Neste artigo, você entenderá o que mudou, como a CVM fundamentou essa leitura e o que os gestores devem observar daqui para frente.
O que diz o Ofício-Circular nº 8/2025
O documento reúne entendimentos da Superintendência de Securitização e Agronegócio (SSE) sobre pontos sensíveis da Resolução CVM 175, especialmente os que tratam dos anexos referentes a FIDC, FII e Fiagro. A publicação busca uniformizar interpretações e dar mais clareza às regras de enquadramento e de investimento desses veículos.
FII pode investir em FIDC? Agora, sim, com critérios
Uma das dúvidas mais recorrentes do mercado era se um Fundo Imobiliário poderia acessar carteiras de créditos imobiliários de forma direta.
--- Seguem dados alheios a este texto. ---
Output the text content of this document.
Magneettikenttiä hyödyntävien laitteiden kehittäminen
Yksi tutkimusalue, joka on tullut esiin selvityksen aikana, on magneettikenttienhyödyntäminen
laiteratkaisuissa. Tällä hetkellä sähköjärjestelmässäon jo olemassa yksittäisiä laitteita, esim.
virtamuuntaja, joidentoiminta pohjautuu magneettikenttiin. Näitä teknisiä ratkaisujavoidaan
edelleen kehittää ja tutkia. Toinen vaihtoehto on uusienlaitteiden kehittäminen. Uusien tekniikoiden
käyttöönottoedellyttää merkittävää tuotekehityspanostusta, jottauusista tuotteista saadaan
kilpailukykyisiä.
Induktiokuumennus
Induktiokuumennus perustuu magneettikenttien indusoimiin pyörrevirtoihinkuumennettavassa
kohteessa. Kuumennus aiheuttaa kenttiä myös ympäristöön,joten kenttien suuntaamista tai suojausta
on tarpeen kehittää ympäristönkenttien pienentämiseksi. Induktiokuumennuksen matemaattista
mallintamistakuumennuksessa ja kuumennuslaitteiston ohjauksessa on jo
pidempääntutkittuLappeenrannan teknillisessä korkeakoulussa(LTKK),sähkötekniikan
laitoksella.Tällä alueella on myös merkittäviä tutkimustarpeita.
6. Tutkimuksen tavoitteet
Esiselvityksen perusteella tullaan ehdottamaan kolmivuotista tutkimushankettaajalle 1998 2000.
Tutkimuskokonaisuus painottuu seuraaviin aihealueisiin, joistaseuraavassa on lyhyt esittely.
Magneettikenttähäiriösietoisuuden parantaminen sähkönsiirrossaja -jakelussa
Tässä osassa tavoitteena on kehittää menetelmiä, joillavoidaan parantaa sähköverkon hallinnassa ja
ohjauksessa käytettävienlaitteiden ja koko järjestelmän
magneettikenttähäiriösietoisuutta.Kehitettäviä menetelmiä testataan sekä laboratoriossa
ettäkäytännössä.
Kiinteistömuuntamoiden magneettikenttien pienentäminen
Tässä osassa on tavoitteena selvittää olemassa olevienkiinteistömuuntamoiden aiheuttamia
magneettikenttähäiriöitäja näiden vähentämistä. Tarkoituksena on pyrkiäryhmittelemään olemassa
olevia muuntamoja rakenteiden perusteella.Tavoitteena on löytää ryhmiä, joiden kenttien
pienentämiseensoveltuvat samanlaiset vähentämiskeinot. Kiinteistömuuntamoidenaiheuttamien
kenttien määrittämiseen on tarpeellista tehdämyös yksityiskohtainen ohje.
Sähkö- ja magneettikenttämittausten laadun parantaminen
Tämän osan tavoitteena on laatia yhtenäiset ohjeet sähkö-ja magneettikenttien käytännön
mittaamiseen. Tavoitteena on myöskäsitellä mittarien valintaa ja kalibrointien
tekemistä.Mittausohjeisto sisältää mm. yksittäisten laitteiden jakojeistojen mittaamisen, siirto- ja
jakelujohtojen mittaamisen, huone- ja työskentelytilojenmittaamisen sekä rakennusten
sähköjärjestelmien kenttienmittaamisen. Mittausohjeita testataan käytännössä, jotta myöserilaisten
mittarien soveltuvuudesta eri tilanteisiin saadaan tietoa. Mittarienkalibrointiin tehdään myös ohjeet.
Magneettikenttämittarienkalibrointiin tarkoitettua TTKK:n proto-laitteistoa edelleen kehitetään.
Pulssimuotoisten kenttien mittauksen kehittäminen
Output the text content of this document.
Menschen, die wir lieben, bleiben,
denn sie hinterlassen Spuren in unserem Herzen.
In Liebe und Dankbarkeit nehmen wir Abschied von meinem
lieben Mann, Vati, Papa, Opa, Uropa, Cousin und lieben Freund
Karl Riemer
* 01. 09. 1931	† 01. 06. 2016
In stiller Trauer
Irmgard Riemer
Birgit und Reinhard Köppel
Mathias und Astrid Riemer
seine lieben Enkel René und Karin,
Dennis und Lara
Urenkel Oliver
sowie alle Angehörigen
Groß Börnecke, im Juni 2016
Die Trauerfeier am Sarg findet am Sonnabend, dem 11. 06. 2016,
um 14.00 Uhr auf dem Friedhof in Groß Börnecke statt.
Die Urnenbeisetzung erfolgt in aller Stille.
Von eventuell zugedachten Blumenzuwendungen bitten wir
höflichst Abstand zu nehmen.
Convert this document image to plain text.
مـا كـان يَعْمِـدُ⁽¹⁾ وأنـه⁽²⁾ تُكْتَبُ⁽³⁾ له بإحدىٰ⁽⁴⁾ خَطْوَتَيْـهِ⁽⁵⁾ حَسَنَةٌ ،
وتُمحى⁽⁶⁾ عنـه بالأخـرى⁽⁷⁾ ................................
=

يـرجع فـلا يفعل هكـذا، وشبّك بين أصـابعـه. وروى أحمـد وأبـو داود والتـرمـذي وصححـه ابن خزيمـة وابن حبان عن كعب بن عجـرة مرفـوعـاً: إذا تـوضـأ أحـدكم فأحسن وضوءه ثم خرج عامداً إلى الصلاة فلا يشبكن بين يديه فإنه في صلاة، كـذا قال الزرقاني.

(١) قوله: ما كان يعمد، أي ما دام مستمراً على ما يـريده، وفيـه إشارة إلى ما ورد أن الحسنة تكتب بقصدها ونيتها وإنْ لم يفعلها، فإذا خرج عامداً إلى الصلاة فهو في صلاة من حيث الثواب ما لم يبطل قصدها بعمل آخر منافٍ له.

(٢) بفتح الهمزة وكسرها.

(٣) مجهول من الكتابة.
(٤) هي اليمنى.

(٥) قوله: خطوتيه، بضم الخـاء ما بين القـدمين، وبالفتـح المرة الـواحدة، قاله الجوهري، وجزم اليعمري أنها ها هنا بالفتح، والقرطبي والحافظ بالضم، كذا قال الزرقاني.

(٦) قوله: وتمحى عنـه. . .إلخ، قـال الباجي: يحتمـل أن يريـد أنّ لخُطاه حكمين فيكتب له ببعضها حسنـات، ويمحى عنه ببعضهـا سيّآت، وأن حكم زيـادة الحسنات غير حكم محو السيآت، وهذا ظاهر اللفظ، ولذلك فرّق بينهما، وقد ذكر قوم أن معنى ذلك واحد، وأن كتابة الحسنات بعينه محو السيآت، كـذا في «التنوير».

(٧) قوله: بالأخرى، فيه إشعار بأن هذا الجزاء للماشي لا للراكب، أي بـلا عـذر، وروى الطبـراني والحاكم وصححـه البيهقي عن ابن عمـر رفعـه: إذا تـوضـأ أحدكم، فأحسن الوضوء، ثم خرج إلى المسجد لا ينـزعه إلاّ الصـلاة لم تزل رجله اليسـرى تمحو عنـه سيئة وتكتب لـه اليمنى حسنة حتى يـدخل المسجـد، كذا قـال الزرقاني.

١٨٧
A SSE confirma que:
- O FII não pode investir diretamente em créditos ou recebíveis imobiliários.
- O FII pode investir em carteiras de crédito de forma indireta, através de:
- Certificados de Recebíveis Imobiliários (CRI);
- Cotas de FIDC, desde que o FIDC siga política restrita a ativos elegíveis para FII.
Ou seja, a CVM reforça que FII pode investir em FIDC se o FIDC investido atuar exclusivamente dentro das atividades permitidas aos fundos imobiliários.
Por que isso importa?
Essa interpretação abre uma nova porta para FIIs acessarem carteiras de recebíveis imobiliários sem infringir a legislação, profissionalizando a gestão e permitindo diversificação com segurança regulatória.
Impactos para gestores e administradores
O ofício também esclarece outros pontos relevantes:
1. Garantias que levam ao desenquadramento
FIDCs podem receber garantias acessórias dos direitos creditórios. Entretanto, essas garantias não contam para o percentual mínimo de 50% exigido para enquadramento da carteira, o que pode levar a desenquadramento temporário.
2. FIDC investindo em outros FIDCs
A CVM deixa claro que um FIDC pode adquirir cotas de outro FIDC com o mesmo gestor ou administrador, pois essas cotas não são tratadas como direitos creditórios originados por partes relacionadas.
3. FIDC x Fiagro: quando existe equiparação
O Ofício esclarece que um Fiagro só é equiparado a um FIDC quando seu regulamento determina, de forma expressa, que ao menos 50% do patrimônio deve estar permanentemente em direitos creditórios. Apenas ter a possibilidade de investir acima desse percentual não basta.
4. Obrigações do administrador em casos de renúncia (Fiagro)
Se um Fiagro detém imóvel rural e o administrador renuncia, ele deve permanecer no cargo até a averbação do novo administrador nos registros competentes. A medida protege cotistas e garante continuidade da governança fiduciária.
Por que o entendimento da CVM dá mais segurança?
O Ofício-Circular nº 8/2025 uniformiza práticas e reduz riscos regulatórios para gestores, administradores e investidores. Além disso, fortalece a previsibilidade das operações estruturadas, especialmente para veículos que combinam ativos de crédito e imobiliários.
Para se aprofundar nos impactos para estruturas de crédito
Se sua instituição estuda montar FIDCs, CRIs ou estruturas híbridas envolvendo recebíveis, recomendamos entender como a Resolução 175 afeta governança, enquadramento, diligência e lastro.
Veja também nosso conteúdo sobre Os desafios operacionais dos FIDCs diante das novas exigências do mercado.
Conclusão: um novo caminho para FIIs e estruturas de crédito
Com a confirmação de que FII pode investir em FIDC, desde que respeitadas as regras, a CVM abre novas possibilidades de diversificação e integração entre o mercado imobiliário e o mercado de crédito. O entendimento fortalece a segurança jurídica, amplia a atuação dos gestores e eleva o nível de profissionalização das estruturas de investimento.